17 Feb Leander Allen Plummer’s Striped Bass Reliefs – Scott Wilson
SO, YOU THINK YOU ARE OBSESSED WITH BASS?
A number of years ago I was fortunate to offer through my auction company a wonderful example of the work of a local artist who carved at the turn of the last century. While I’d been aware of the tautog and lobster subject that I’d sold as well as a number of freshwater examples, I only yesterday discovered examples of striped bass that Plummer had executed.
Leander Allen Plummer II (New Bedford, Massachusetts, 1857-1914)
Leander Plummer was born in New Bedford, Massachusetts. His father was one of the incorporators of the successful New Bedford Cordage Company. Initially working as a mining engineer, Plummer changed direction in 1883, when he decided at the age of twenty-six to pursue art, and spent the next four years studying at the Academie Julian in Paris. He was an enthusiastic fisherman and sportman and often depicted wildlife.
Plummer returned to the United States with his artistic training to initially work as a commercial artist specializing in massive, elaborately carved furniture. He spent his summers in Potomska painting the wildlife he observed as a fisherman and sportsman in the New Bedford area and eventually discovered a talent in woodcarving after nature. He became so interested in marine specimens that he had a wharf constructed so he could study live marine mammals and fish.
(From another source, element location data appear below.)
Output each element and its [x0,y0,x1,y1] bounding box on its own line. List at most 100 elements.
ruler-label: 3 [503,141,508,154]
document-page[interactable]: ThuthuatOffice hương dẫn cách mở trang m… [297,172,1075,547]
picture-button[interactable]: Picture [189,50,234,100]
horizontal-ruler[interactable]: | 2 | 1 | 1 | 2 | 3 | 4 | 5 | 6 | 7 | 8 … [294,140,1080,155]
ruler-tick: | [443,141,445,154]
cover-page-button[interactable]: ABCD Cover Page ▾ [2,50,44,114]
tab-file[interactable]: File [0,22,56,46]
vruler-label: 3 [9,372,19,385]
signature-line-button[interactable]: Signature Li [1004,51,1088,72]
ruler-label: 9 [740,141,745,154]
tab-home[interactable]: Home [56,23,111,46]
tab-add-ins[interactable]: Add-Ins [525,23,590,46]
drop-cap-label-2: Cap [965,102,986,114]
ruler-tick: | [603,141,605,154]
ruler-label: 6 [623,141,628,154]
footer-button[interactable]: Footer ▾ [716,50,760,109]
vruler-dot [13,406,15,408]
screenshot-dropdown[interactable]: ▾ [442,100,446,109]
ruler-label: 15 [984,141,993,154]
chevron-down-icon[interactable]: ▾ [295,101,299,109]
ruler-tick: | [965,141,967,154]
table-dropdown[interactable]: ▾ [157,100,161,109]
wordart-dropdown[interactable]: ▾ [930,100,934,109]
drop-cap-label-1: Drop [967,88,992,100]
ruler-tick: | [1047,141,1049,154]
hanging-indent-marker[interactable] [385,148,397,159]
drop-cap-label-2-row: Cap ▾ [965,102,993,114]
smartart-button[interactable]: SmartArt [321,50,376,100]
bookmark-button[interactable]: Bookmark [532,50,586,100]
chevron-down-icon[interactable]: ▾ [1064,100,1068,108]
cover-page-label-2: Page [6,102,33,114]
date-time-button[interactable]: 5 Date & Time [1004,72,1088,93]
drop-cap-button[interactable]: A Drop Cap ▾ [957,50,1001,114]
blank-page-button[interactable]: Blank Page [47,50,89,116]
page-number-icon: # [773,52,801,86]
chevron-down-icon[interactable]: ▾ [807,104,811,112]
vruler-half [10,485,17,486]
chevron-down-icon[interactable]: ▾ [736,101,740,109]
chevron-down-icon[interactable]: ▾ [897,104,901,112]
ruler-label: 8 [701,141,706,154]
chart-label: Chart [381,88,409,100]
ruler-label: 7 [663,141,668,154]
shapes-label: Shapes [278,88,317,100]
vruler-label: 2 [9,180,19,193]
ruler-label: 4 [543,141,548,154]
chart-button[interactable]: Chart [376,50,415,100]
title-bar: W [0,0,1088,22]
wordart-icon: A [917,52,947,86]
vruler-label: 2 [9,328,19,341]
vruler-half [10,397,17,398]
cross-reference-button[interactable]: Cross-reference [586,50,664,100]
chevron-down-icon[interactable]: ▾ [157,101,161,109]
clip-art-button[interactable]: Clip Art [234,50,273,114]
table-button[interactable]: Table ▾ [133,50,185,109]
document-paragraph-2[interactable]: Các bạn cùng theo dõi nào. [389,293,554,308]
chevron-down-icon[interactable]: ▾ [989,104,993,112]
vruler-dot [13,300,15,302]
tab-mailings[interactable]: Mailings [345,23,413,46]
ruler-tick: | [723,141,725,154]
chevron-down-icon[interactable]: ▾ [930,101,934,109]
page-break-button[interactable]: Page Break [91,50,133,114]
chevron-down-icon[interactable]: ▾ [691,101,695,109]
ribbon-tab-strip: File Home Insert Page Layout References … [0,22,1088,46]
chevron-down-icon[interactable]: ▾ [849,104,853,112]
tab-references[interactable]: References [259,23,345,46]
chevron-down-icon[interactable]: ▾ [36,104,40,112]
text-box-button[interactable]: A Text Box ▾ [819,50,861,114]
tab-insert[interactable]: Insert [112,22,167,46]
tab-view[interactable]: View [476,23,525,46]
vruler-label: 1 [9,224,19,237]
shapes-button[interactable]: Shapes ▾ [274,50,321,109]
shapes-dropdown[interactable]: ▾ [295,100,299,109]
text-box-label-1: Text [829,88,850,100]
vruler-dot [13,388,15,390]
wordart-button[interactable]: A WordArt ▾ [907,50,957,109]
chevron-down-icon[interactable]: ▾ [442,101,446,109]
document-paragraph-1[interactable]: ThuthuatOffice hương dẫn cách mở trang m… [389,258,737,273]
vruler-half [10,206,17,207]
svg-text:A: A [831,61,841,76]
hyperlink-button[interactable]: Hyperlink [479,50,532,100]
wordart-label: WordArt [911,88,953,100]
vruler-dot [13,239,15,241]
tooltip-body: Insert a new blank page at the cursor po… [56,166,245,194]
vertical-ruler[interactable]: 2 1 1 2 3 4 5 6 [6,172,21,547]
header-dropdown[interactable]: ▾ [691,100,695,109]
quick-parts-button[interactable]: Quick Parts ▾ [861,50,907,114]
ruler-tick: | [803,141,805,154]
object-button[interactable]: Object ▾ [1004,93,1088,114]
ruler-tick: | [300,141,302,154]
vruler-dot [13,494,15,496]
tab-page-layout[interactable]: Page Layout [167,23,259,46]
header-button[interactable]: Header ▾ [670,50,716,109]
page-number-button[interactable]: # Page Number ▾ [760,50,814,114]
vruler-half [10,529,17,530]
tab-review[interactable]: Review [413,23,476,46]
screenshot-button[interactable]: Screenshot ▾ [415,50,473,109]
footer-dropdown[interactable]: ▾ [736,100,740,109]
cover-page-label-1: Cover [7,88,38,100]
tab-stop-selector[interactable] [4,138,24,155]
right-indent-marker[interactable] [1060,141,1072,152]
He found that he had a great aptitude for detailed naturalistic sculpture and combined his painting and woodcarving skills in creating “relief paintings”, his words for deeply carved wood reliefs that he stained with pigments he devised for authenticity to create a life-like appearance. He carved primarily in pine, teak and mahogany. His typical carvings took from six weeks to two months to complete and exhibited at Doll and Richards Gallery in New York.
Plummer’s panels became popular among fishermen and sportsmen, and by 1906 he had orders for approximately forty to fifty relief paintings.
Measuring 35½ by 62 inches, this intricately carved panel depicted a hooked bass leaping from swirling waters with seaweed, shells and other fish appearing in its wake. Stained with pigments that Plummer used to create a lifelike appearance, the masterpiece had descended through the family of the artist. The lot was accompanied by a brass-bound box filled with his gouges and woodworking tools. Several in the crowd bid the lot on its way to a selling price of $59,250.
* Please note the amazing dimensions of this carving!